Она смотрела на Рюрика скорбными, темными глазами. Смотрела, как он жадно пил. Пил, пока не опустошил ковш. Женщина была, пожалуй, красивой, но очень уж необычной, не похожей на дорестадских молодок и женщин норс, которых он знал до сих пор. И он чувствовал в ее присутствии какую-то странную скованность.

– Это брошенная хижина, – просто и грустно сказала женщина. – У тебя больше нет дружины и нет драккара. И чем больше людей думают, что мы мертвы, тем нам – лучше. Я – Милена, жена… вдова Гостомысла. И сестра Вадима. Он взял власть в Невгороде…

Рюрик откинулся на тюфяк и вперил отчаянный взгляд в почерневшие балки крыши, словно хотел, чтобы они от этого расступились.

Не спрашивая ни о чем, Милена вышла из хижины и принесла деревянную миску с холодной жареной зайчатиной.

Он жадно накинулся на еду. Теперь он уже знал, какие движения причиняют ему боль, и избегал их. Зайчатина была несоленой и жесткой, но ему показалось, что ничего более вкусного он не ел никогда в жизни. Наудачу спросил чарку меда, но меда не было.

Память медленно возвращала ему картины: гроза, раскаты грома, лучники на стене… И – женщина-призрак в красной одежде на фоне грозовых облаков.
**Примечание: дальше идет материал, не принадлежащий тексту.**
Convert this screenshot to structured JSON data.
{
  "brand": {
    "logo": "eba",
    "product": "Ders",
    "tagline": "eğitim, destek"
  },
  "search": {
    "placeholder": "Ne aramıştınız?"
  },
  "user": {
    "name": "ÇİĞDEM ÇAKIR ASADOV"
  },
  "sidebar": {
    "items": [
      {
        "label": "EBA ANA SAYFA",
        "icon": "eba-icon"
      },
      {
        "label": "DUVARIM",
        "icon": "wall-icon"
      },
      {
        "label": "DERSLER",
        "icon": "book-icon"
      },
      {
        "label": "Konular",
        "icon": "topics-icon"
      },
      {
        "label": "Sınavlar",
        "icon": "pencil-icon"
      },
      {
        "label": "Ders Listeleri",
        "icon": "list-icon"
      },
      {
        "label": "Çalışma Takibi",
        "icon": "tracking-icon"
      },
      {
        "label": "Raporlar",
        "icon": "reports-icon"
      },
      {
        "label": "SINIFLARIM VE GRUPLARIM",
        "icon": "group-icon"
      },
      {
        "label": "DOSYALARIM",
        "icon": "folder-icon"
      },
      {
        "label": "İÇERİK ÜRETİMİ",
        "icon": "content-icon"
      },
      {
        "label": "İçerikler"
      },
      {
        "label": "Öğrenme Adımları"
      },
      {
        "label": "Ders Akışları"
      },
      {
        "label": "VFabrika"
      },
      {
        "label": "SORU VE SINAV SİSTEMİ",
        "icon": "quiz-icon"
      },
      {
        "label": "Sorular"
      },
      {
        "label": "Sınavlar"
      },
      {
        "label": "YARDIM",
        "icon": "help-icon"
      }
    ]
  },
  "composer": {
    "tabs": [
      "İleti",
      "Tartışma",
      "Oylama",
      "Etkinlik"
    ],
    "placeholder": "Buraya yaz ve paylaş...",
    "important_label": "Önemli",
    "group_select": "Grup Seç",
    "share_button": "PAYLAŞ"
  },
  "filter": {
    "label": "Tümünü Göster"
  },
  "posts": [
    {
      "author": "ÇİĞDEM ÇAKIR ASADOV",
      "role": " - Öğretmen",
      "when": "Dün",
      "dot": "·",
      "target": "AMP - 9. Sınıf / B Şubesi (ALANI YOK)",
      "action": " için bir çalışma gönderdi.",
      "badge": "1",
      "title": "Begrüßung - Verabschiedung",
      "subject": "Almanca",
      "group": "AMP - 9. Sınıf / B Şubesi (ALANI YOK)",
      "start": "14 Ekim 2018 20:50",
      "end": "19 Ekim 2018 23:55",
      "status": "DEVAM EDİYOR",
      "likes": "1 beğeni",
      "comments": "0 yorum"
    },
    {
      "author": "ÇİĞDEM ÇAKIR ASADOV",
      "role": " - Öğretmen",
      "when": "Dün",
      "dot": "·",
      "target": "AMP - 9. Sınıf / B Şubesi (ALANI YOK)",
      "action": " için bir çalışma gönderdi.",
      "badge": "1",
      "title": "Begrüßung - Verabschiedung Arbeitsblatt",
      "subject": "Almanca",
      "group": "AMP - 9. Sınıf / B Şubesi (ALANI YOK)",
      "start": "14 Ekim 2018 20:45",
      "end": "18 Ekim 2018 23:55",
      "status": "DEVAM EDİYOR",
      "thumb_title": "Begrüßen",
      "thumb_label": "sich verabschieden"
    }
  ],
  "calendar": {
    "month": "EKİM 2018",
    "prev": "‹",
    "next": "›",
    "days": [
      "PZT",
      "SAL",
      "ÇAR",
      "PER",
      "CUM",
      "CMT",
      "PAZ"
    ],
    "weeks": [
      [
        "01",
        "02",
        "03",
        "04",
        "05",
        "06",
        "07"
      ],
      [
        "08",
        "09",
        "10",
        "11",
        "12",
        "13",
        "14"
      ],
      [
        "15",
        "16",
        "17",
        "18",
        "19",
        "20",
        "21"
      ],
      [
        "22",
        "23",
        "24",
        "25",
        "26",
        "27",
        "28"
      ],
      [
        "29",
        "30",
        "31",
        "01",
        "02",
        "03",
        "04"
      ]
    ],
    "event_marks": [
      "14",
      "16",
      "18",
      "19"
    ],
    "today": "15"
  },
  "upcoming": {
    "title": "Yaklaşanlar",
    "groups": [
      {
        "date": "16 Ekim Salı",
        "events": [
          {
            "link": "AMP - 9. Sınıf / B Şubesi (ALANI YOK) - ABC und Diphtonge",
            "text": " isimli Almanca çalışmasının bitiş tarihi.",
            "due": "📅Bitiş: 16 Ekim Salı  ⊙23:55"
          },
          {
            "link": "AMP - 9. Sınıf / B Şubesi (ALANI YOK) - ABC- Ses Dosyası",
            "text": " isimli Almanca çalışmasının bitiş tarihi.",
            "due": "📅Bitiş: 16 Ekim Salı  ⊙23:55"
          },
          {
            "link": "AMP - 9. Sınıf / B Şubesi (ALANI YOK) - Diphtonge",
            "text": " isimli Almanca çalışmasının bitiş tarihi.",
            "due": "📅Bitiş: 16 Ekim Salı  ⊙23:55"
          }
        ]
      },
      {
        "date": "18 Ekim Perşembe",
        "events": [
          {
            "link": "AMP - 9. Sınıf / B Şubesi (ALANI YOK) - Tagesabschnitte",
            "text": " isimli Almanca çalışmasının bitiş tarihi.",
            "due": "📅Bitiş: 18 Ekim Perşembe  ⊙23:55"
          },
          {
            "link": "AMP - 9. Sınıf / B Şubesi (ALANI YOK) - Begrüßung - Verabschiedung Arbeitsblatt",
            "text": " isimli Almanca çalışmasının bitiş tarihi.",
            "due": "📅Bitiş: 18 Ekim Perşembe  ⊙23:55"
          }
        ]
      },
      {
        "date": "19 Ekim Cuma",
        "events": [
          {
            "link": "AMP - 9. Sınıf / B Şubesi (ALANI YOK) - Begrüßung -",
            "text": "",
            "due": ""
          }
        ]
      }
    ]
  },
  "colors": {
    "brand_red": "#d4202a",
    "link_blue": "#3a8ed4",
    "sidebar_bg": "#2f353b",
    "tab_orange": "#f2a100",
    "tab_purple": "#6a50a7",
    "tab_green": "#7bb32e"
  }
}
Она? Он не помнил. Потом – пир, гудение рожков, заунывное пение старого суоми, катящаяся голова с открытыми глазами, перевернутая столешница… Боль и темнота.

Пока он ел, женщина рассказала ему, что на Волхове было сражение между варягами, и потоплено много ладей. Что варяги ушли дальше по реке через пороги. Что в Невгороде тоже было кровавое сражение – между россами. Что Вадима поддержала часть россов и наемники, и он победил.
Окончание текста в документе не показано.